9. The method of claim 1, wherein the sonification path is selected from the group consisting of from left to right, top to bottom, all data simultaneously, or split-path

10. The method of claim 9, wherein the sonification path is split-path and further wherein the imaging data is split along a specified line and sonified as two halves.

11. The method of claim 10, wherein the split-path is a hard left/right split path.

12. The method of claim 1, wherein the at least one audio parameter consists of amplitude, frequency, spatial location, and time of occurrence.

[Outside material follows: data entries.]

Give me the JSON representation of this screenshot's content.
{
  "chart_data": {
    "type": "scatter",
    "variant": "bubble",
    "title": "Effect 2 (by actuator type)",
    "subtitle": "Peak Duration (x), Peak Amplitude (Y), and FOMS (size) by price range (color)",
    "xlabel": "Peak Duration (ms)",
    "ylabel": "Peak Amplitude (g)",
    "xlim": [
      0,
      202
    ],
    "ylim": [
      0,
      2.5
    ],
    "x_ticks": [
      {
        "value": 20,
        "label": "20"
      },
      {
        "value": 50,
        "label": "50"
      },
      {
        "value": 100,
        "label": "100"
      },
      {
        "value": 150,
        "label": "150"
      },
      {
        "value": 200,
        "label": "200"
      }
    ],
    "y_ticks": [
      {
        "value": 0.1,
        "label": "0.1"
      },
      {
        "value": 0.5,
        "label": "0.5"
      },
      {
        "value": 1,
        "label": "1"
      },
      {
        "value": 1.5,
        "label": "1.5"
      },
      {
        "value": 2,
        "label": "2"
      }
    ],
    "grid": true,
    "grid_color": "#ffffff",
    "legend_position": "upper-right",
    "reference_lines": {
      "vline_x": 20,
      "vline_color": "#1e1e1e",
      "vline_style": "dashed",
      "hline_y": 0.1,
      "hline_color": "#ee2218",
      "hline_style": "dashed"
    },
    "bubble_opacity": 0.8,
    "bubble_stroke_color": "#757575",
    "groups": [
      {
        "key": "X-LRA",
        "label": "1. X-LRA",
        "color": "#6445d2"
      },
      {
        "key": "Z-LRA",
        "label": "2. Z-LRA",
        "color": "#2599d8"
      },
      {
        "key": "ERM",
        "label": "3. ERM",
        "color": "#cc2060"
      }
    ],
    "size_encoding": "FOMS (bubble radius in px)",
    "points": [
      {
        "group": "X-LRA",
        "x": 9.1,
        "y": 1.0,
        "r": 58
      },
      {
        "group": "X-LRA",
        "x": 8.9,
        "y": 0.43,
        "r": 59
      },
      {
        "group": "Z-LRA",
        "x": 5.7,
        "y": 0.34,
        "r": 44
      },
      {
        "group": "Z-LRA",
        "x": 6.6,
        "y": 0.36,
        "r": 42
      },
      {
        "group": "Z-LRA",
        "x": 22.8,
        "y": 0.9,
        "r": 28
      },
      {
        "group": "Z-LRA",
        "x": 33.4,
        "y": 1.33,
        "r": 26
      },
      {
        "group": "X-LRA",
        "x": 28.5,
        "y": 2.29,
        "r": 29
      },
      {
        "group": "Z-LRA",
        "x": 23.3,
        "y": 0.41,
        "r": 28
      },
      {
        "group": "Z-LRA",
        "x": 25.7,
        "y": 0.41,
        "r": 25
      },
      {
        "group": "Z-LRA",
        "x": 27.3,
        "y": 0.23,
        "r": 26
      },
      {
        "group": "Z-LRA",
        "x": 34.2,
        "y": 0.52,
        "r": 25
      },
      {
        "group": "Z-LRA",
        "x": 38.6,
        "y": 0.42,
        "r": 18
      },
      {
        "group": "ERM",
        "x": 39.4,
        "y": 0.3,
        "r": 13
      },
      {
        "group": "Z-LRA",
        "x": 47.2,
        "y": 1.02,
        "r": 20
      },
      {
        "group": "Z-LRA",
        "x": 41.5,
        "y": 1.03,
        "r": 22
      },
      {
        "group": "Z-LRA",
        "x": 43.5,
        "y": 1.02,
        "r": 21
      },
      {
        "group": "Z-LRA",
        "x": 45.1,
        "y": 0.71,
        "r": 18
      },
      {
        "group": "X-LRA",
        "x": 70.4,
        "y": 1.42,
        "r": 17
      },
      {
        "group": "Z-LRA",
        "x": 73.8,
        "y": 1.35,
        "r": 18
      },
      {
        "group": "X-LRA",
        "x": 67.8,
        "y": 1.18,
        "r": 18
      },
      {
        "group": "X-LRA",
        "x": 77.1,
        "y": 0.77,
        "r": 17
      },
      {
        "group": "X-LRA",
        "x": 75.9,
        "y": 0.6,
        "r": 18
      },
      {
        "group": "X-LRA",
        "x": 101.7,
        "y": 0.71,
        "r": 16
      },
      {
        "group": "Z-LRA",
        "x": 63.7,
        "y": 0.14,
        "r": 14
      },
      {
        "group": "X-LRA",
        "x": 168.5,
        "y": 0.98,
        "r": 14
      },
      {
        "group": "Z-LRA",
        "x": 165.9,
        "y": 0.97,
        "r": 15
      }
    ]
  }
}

13. The method of claim 1, wherein the mapping consists of a technique selected from amplitude mapping, frequency mapping, and spatialization.

14. The method of claim 15, wherein mapping consist of amplitude mapping and wherein amplitude mapping, each voxel's value is mapped to a sound's amplitude.

15. The method of claim 1, wherein the imaging data is divided into subsets corresponding to a plurality of regions.

16. The method of claim 17, wherein each of the plurality of regions is sonified utilizing a different frequency.

17. The method of claim 1, further comprising applying a compression or expansion ratio to all positive deviations within the imaging data prior to mapping.

18. A method of detecting brain pathology comprising:

receiving imaging data of a brain;

normalizing the imaging data;

selecting a subset of the imaging data;

segmenting the subset of the imaging data into at least three lobes of interest;

assigning a wave oscillator to each of the three lobes of interest;

sonifying the imaging data, where sonification comprises: defining a sonification path; mapping the imaging data to at least one audio parameter using the defined sonification path, to define a sonified audio signal of the image data;

playing the sonified audio signal.

19. A computer-implemented machine for medical image sonification comprising:

a processor; and

a tangible computer-readable medium operatively connected to the processor and including computer code configured for:

receiving medical imaging data regarding a region of interest;

sonifying the medical imaging data, where sonification comprises: defining a sonification path; mapping the medical imaging data to at least one audio parameter using the defined sonification path, to define a sonified audio signal of the medical image data.

20. The computer-implemented machine of claim 19, wherein the medical imaging data is divided into subsets corresponding to a plurality of regions and wherein each of the plurality of regions is sonified utilizing a different frequency.